LXCFS Configuration

Background Introduction

Over the past two years, we have built a cloud-native machine learning platform based on Kubernetes, gradually replacing the original cluster scheduling tool based on Slurm.

In order to maintain as much compatibility as possible between the original approach and the container-based approach, we have made some attempts, but there are still some issues, such as resource visibility within containers—

User Story

Xiaoming is a graduate student in the field of deep learning and a user of the cloud-native machine learning platform.
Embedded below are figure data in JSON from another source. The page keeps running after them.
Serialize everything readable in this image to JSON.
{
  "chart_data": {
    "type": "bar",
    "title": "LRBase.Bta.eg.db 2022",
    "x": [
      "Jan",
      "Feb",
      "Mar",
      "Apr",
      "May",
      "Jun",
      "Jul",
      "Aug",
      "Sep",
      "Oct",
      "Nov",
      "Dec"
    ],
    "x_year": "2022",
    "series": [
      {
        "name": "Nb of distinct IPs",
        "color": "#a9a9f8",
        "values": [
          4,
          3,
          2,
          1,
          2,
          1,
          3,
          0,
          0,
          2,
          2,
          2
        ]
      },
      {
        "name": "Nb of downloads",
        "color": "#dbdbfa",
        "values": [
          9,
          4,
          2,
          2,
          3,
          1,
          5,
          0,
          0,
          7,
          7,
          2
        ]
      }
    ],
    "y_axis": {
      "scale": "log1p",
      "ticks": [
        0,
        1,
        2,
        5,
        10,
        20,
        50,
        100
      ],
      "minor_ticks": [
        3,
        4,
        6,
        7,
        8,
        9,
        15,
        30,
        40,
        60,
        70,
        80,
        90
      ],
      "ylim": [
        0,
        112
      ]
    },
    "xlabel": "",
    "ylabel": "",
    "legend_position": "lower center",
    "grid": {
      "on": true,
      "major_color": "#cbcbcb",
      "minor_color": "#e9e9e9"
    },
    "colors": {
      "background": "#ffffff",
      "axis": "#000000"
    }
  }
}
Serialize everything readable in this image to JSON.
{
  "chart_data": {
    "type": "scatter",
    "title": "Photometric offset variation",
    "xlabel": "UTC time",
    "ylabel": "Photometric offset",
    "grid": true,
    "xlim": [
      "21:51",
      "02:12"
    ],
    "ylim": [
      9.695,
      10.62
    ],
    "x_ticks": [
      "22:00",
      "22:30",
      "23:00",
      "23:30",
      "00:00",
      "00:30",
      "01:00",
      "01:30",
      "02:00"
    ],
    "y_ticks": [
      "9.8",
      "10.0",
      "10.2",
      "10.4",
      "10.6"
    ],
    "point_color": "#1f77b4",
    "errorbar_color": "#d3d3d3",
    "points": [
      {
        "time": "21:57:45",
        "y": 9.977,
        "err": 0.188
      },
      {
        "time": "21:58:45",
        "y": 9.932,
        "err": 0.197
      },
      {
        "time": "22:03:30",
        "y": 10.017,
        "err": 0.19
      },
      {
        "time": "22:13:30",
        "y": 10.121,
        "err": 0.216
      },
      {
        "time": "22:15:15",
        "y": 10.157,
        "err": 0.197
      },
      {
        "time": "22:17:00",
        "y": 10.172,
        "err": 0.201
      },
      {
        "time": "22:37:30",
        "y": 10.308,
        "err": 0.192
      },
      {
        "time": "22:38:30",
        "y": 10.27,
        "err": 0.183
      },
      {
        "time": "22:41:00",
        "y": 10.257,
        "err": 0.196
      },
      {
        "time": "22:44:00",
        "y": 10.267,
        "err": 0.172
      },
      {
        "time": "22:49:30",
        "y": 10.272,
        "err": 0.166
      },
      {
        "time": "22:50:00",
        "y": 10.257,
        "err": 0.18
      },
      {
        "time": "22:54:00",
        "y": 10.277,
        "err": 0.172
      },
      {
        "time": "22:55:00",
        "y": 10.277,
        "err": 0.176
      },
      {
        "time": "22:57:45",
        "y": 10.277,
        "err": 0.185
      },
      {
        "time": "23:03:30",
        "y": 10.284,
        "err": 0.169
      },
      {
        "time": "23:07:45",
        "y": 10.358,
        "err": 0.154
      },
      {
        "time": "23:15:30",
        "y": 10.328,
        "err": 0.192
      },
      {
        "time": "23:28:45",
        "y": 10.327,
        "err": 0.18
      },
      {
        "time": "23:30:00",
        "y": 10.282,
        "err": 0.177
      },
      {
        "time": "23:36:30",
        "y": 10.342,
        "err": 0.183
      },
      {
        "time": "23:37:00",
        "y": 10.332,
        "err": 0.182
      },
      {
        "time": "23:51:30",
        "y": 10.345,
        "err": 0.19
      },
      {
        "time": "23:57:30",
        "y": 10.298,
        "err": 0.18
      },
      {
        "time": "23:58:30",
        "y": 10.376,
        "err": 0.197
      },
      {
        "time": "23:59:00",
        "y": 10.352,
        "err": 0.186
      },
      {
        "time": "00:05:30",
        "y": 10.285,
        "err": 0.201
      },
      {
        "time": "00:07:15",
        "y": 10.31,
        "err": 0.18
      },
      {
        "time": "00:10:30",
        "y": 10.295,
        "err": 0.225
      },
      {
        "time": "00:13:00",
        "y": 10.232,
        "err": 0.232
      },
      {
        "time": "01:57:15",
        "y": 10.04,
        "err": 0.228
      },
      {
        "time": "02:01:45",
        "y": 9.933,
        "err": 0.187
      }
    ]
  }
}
One day, he applied for a Jupyter debug job on the platform. When starting the job, Xiaoming needed to select the number and type of CPU, Memory, and GPU. After that, the platform would render these limits into Kubernetes Pod Resources Requests and Limits:

resources:
	limits:
		cpu: "16"
		memory: 32Gi
		nvidia.com/a100: "1"
	requests:
		cpu: "16"
		memory: 32Gi
		nvidia.com/a100: "1"

After the job started, Xiaoming ran the nvidia-smi command in the job, and it displayed one GPU normally. However, when running commands like lscpu and top, he saw CPU cores and memory capacity far exceeding the 16C 32G he applied for (which was actually the host machine's resource count):

$ top
MiB Mem : 385582.0 total, 258997.6 free,  24158.2 used, 105203.0 buff/cache

Xiaoming is not familiar with container technology. He thought the machine learning platform allocated resources similar to virtual machines, so he was a bit confused by this behavior.

Solution

The above issue not only affects user experience, but may also impact program performance. For programs such as Java and Go, for example, a Go program sets the GOMAXPROCS variable when starting, indicating the maximum number of threads that can be executed¹. However, in the container environment, the value of this variable is still the host machine's value. If too many threads are started on a few CPUs, it may cause frequent thread switching overhead, thereby slowing down the program's runtime speed.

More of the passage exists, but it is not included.